After topping out over the Mogollon we had time for only a few deep breaths of this purer more rarefied air — the altitude is 7,400 feet — before the Sitgreaves National Forest waved us welcome. On the dirt road a few miles to the east is an official Forest Service sign, but in the still pathways of the forest where we traveled, only the many-fingered pines gestured their pleasure at our approach. No boundary, except on maps, exists between Tonto National Forest which we had entered just before reaching the sheep bridge, near the start of the trek, and this Sitgreaves Forest through which we would now be traveling much of the time until we reached the Fort Apache Indian Reservation in the White Mountains.

Three miles farther on was the Mule Springs Corral, near the little-used dirt road leading from Pleasant Valley to Heber. This forested area surrounding Heber is the summer range for many of the sheep which are driven upward from the Salt River Valley; the corral has been built near the crest of the Rim, so that possible strays may be taken out and returned to their proper owners.

Rosalio and Pablo, driving their herd into the corral, did not find it difficult to remove the strays. Brands painted on the wool on the animals' backs made identification easy. We had picked up fourteen strays from Dobson's herd and a few sheep with other brands.

Three other herds came in on the day of our arrival, and herders, camperos, owners, and hangers-on had a sociable afternoon. The meeting at the sheep bridge, near the start of the trek nearly five weeks before, had been a time of pleasantries; this coming together at the corral above Mogollon Rim was the occasion for tales of adventure and woe.

We learned that one herder, climbing hand-over-hand up a rock-slabbed cliff, had been bitten on his hand by a rattler. He rode horseback into Pleasant Valley, where the ranger rushed him by car over a wicked road ninety miles into Holbrook and medical aid. The hand swelled, turned partially black, but the herder had recovered fully.

We heard the story of one of Gibson's herders who, down in the vicious wilds of Ramer Canyon, had lost his campero who had recently joined the trek and was unfamiliar with the country. Five days later, hungry but unharmed, the man was found by a deputy sheriff.

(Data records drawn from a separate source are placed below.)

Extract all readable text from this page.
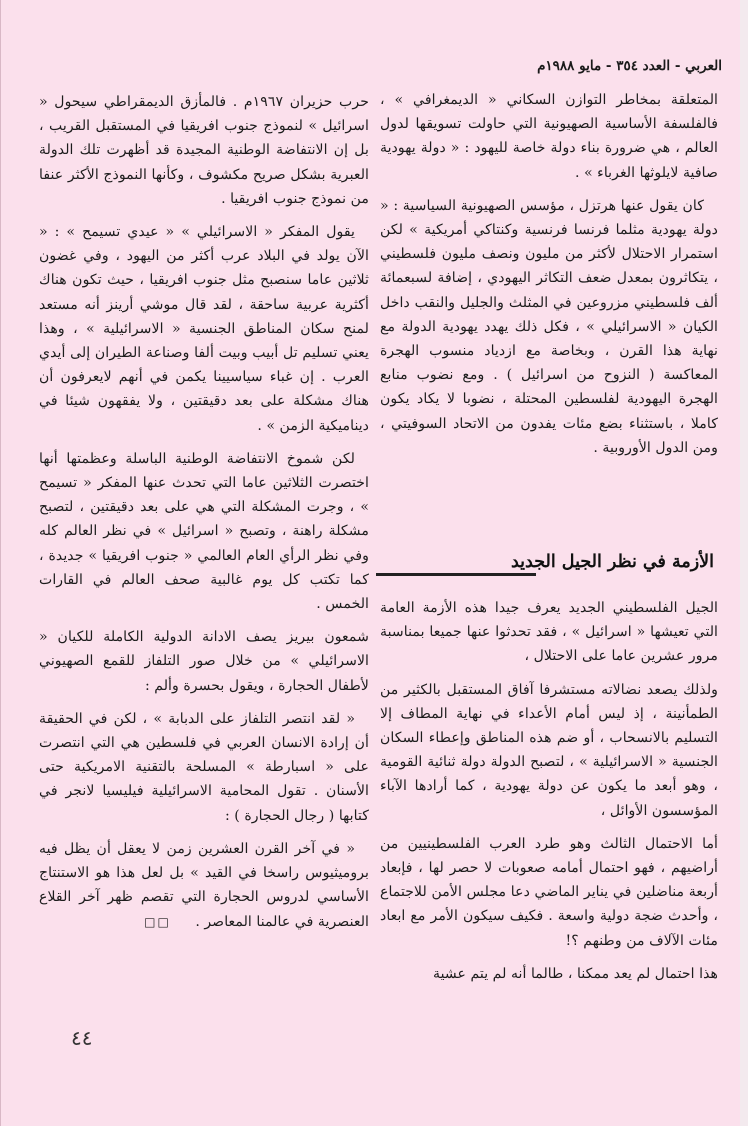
العربي - العدد ٣٥٤ - مايو ١٩٨٨م

المتعلقة بمخاطر التوازن السكاني « الديمغرافي » ، فالفلسفة الأساسية الصهيونية التي حاولت تسويقها لدول العالم ، هي ضرورة بناء دولة خاصة لليهود : « دولة يهودية صافية لايلوثها الغرباء » .

كان يقول عنها هرتزل ، مؤسس الصهيونية السياسية : « دولة يهودية مثلما فرنسا فرنسية وكنتاكي أمريكية » لكن استمرار الاحتلال لأكثر من مليون ونصف مليون فلسطيني ، يتكاثرون بمعدل ضعف التكاثر اليهودي ، إضافة لسبعمائة ألف فلسطيني مزروعين في المثلث والجليل والنقب داخل الكيان « الاسرائيلي » ، فكل ذلك يهدد يهودية الدولة مع نهاية هذا القرن ، وبخاصة مع ازدياد منسوب الهجرة المعاكسة ( النزوح من اسرائيل ) . ومع نضوب منابع الهجرة اليهودية لفلسطين المحتلة ، نضوبا لا يكاد يكون كاملا ، باستثناء بضع مئات يفدون من الاتحاد السوفيتي ، ومن الدول الأوروبية .

الأزمة في نظر الجيل الجديد

الجيل الفلسطيني الجديد يعرف جيدا هذه الأزمة العامة التي تعيشها « اسرائيل » ، فقد تحدثوا عنها جميعا بمناسبة مرور عشرين عاما على الاحتلال ،

ولذلك يصعد نضالاته مستشرفا آفاق المستقبل بالكثير من الطمأنينة ، إذ ليس أمام الأعداء في نهاية المطاف إلا التسليم بالانسحاب ، أو ضم هذه المناطق وإعطاء السكان الجنسية « الاسرائيلية » ، لتصبح الدولة دولة ثنائية القومية ، وهو أبعد ما يكون عن دولة يهودية ، كما أرادها الآباء المؤسسون الأوائل ،

أما الاحتمال الثالث وهو طرد العرب الفلسطينيين من أراضيهم ، فهو احتمال أمامه صعوبات لا حصر لها ، فإبعاد أربعة مناضلين في يناير الماضي دعا مجلس الأمن للاجتماع ، وأحدث ضجة دولية واسعة . فكيف سيكون الأمر مع ابعاد مئات الآلاف من وطنهم ؟!

هذا احتمال لم يعد ممكنا ، طالما أنه لم يتم عشية

حرب حزيران ١٩٦٧م . فالمأزق الديمقراطي سيحول « اسرائيل » لنموذج جنوب افريقيا في المستقبل القريب ، بل إن الانتفاضة الوطنية المجيدة قد أظهرت تلك الدولة العبرية بشكل صريح مكشوف ، وكأنها النموذج الأكثر عنفا من نموذج جنوب افريقيا .

يقول المفكر « الاسرائيلي » « عيدي تسيمح » : « الآن يولد في البلاد عرب أكثر من اليهود ، وفي غضون ثلاثين عاما سنصبح مثل جنوب افريقيا ، حيث تكون هناك أكثرية عربية ساحقة ، لقد قال موشي أرينز أنه مستعد لمنح سكان المناطق الجنسية « الاسرائيلية » ، وهذا يعني تسليم تل أبيب وبيت ألفا وصناعة الطيران إلى أيدي العرب . إن غباء سياسيينا يكمن في أنهم لايعرفون أن هناك مشكلة على بعد دقيقتين ، ولا يفقهون شيئا في ديناميكية الزمن » .

لكن شموخ الانتفاضة الوطنية الباسلة وعظمتها أنها اختصرت الثلاثين عاما التي تحدث عنها المفكر « تسيمح » ، وجرت المشكلة التي هي على بعد دقيقتين ، لتصبح مشكلة راهنة ، وتصبح « اسرائيل » في نظر العالم كله وفي نظر الرأي العام العالمي « جنوب افريقيا » جديدة ، كما تكتب كل يوم غالبية صحف العالم في القارات الخمس .

شمعون بيريز يصف الادانة الدولية الكاملة للكيان « الاسرائيلي » من خلال صور التلفاز للقمع الصهيوني لأطفال الحجارة ، ويقول بحسرة وألم :

« لقد انتصر التلفاز على الدبابة » ، لكن في الحقيقة أن إرادة الانسان العربي في فلسطين هي التي انتصرت على « اسبارطة » المسلحة بالتقنية الامريكية حتى الأسنان . تقول المحامية الاسرائيلية فيليسيا لانجر في كتابها ( رجال الحجارة ) :

« في آخر القرن العشرين زمن لا يعقل أن يظل فيه بروميثيوس راسخا في القيد » بل لعل هذا هو الاستنتاج الأساسي لدروس الحجارة التي تقصم ظهر آخر القلاع العنصرية في عالمنا المعاصر . □□

٤٤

Among the herds that arrived at the corral during the afternoon, there were a dozen or more sick sheep, and two sick horses. One of the Dobson herds had had a cut or loss of a hundred sheep, and one herder "sheepishly" admitted that he was nearly 200 short. At this meeting at the corral, nothing was related to equal the tragedy of four years ago, when one of the herd owners, taking the place on the trail of a herder who had become ill, had his eye put out by a cactus spine. I said that this gathering at the corral was a sociable occasion, but in some respects it was more like the waiting room of a hospital. Men and animals had been worn down by the tests and trials of the desert and the Sierra Ancha. Now the Naegelin Rim, Ramer Canyon, and the Mogollon had delivered the final punches.